In fact, when the Commerce Department figures are compared with January 2008, total retail sales plummeted 9.7 percent. Gasoline station sales last month plummeted 35.5 percent, and electronics retailers were down 7.8 percent.
"It's going to be difficult for retailers to maintain this momentum," said Rosalind Wells, chief economist for the National Retail Federation, a trade group. It estimated that retail sales grew 0.5 percent excluding autos, gas and food service compared with December but fell 2.1 percent year-over-year.
The numbers showed that electronics and appliance store sales were up 2.6 percent in January compared with December. Gas stations sales also rose 2.6 percent in the period as fuel prices jumped from $1.687 a gallon in December to $1.788 in January, an increase of nearly 6 percent. Nonstore retailers, including Internet sites, catalogues and direct sellers, grew 2.7 percent.

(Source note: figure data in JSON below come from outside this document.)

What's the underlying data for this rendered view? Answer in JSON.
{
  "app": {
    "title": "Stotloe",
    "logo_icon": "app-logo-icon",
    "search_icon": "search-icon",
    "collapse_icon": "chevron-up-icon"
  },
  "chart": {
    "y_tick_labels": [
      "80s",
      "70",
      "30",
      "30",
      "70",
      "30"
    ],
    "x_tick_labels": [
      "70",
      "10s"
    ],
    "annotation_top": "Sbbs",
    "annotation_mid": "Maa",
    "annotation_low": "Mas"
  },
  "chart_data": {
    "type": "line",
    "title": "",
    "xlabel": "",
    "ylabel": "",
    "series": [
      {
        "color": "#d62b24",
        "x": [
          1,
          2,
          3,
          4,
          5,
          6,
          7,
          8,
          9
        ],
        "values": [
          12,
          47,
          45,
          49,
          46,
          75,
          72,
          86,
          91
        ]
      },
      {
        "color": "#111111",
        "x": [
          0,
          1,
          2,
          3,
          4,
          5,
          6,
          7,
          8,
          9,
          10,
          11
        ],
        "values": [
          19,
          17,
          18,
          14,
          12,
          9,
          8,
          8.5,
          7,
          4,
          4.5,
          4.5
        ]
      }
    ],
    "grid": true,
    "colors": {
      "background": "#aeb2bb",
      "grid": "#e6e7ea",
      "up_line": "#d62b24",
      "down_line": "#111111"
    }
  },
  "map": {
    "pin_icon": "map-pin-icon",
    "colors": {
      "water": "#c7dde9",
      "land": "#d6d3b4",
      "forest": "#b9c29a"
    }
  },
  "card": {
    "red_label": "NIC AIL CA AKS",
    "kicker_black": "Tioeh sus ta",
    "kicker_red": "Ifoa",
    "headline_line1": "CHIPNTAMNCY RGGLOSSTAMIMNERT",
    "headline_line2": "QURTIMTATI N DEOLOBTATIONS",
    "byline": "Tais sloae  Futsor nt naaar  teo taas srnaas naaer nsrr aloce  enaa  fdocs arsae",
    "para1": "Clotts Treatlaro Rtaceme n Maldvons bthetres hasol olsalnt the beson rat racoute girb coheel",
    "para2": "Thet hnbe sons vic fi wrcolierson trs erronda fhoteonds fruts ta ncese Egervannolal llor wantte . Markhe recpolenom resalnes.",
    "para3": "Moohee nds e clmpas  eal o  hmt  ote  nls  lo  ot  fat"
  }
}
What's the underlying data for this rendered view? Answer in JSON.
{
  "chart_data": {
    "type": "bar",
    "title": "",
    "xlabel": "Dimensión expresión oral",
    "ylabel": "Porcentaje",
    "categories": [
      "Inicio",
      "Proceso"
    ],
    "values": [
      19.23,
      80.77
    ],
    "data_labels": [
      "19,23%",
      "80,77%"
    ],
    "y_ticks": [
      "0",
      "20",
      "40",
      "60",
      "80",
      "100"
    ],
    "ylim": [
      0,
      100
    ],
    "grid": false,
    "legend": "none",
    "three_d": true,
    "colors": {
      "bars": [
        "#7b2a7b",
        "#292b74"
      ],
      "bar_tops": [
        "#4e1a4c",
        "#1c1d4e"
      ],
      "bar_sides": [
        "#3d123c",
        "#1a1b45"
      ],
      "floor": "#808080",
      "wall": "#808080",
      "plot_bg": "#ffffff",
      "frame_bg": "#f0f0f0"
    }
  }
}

While many analysts were quick to downplay a one-month bump in sales, others were upbeat about its implications. "This is not the turn around in retail sales, but the rate of decline in consumer spending is beginning to let up," Wachovia's Vitner said. "It should help bolster some folks' confidence . . . that all declines eventually come to end."
Anxiety among consumers has intensified along with the economic crisis. More than 80 percent of Americans report having cut back on spending or changed their saving or investment patterns lately, mainly because of worries about the possibility of future financial problems rather than because of actual financial hardships, according to a national survey released yesterday by the Pew Research Center for the People and the Press.